00:30:50: Nein, es geht nicht mehr darum automatisch ja zu sagen weil das mal so war.
00:30:56: Weil natürlich vier drei Viertel meines Lebens habe ich an der Einkommensgrenze gelebt und hatte viel Freizeit.
00:31:05: Ich wollte die auch haben.
00:31:07: Ich hatte auch keinerlei Bedürfnis mehr zu arbeiten also meine Freiheit war mir immer mehr wert als Geld Und mit fünfzig habe ich dann ja gedacht irgendwie vielleicht doch noch mal anders so und, ...und dann.
00:31:23: Und damals hätte ich natürlich für jeden Auftrag sonst was gegeben auch als Zeiten auch gab wo ich meine Miete nicht zahlen konnte.
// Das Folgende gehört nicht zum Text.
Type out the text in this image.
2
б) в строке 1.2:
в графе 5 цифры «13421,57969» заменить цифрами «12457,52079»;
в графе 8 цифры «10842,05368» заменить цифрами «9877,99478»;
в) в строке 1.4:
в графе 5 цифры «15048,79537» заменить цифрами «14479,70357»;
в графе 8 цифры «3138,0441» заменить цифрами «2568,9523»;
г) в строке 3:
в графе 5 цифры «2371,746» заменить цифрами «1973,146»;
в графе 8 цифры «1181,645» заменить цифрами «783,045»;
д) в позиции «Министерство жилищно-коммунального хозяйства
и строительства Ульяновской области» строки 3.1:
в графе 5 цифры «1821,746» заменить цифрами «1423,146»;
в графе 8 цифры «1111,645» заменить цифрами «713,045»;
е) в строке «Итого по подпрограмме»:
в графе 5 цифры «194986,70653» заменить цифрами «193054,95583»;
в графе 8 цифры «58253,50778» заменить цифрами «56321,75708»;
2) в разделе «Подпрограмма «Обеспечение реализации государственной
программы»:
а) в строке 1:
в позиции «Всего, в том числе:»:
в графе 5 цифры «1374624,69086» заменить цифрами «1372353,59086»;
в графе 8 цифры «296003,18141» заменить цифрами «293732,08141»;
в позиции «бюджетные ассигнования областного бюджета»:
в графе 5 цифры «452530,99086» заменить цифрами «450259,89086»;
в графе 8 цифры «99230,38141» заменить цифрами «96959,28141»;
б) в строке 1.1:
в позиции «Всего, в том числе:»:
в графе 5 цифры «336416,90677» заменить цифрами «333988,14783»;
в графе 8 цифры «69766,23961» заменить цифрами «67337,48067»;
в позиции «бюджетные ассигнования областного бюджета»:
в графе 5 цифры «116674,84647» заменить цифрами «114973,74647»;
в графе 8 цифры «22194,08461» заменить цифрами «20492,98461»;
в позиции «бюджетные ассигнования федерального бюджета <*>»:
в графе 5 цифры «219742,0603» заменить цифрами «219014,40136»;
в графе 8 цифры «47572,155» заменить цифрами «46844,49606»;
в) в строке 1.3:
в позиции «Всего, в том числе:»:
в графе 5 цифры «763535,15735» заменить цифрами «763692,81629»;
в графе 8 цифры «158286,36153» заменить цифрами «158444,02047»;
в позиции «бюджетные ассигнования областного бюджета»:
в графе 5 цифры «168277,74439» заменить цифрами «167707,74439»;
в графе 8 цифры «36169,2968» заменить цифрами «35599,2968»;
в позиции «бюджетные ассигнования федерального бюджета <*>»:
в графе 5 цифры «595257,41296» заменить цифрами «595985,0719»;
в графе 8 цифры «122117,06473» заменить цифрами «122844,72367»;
00:31:29: und ja ich hätte mich gefreut wenn jemand gefragt hätte möchtest du ein Seminar geben oder möchtes du eine Fortbildung geben?
00:31:35: oder?
00:31:35: oder ist ja nicht so dass ich damals etwas anderes getan hätte als heute?
00:31:40: aber damals hat eben niemand gefragt und plötzlich Plötzlich fragen eben Leute und dann diesen Punkt der war für mich einfach total wichtig zu kapieren.
00:31:52: Nein, ich bin nicht mehr da wo ich früher war.
00:31:55: jetzt muss Ich nein sagen weil sonst werde ich irre Und komme zu nichts was wirklich wichtig für mich ist Weil ich ständig termine habe so und und das immer wieder abzugleichen.
00:32:06: Wo bin ich heute?
00:32:08: Und wer bin ich Heute?
00:32:09: Was ist heute mein bedürfnis oder auch meine prioritäten?
00:32:13: was ist mir wichtig?
00:32:14: Und nein, ich bin nicht mehr da wo ich vor zehn Jahren war.
00:32:20: Wir machen oft keinen Update und dann agieren wir immer noch aus diesem Mangel zum Beispiel von damals oder aus den Vorstellungen von damals und sagen zu Sachen ja wo wir eigentlich Nein sagen müssten so und dann haben wir keine Zeit wirklich für die Menschen zB Die mir wichtig sind weil nein irgendwann hast du ein Zeitproblem und das große Dilemma im Leben ist entweder hast Geld und keine Zeit meistens oder du hast Zeit aber kein Geld.
00:32:49: Vor allem wenn du selbstständig bist, da ist es einfach so ein krasse Punkt.
00:32:57: Aber wie gesagt das ist so wie du das sagtest jede Entscheidung hat Folgen und Selbstständigkeit ist eben auch ein Package und heißt nicht gleich man ist erfolgreich und hat viel Geld.
00:33:09: Sondern in meisten Fällen heißt das eben, man erarbeitet irgendwie sein ... seine Miete und was man sonst noch braucht.
00:33:18: Aber hat natürlich die Freiheit der Einteilung.
00:33:23: Ich kann wegfahren weil ich möchte, ich kann mir meinen Urlaub so nehmen wie ich will... Und für mich war das damals absolut der, dass war Priorität.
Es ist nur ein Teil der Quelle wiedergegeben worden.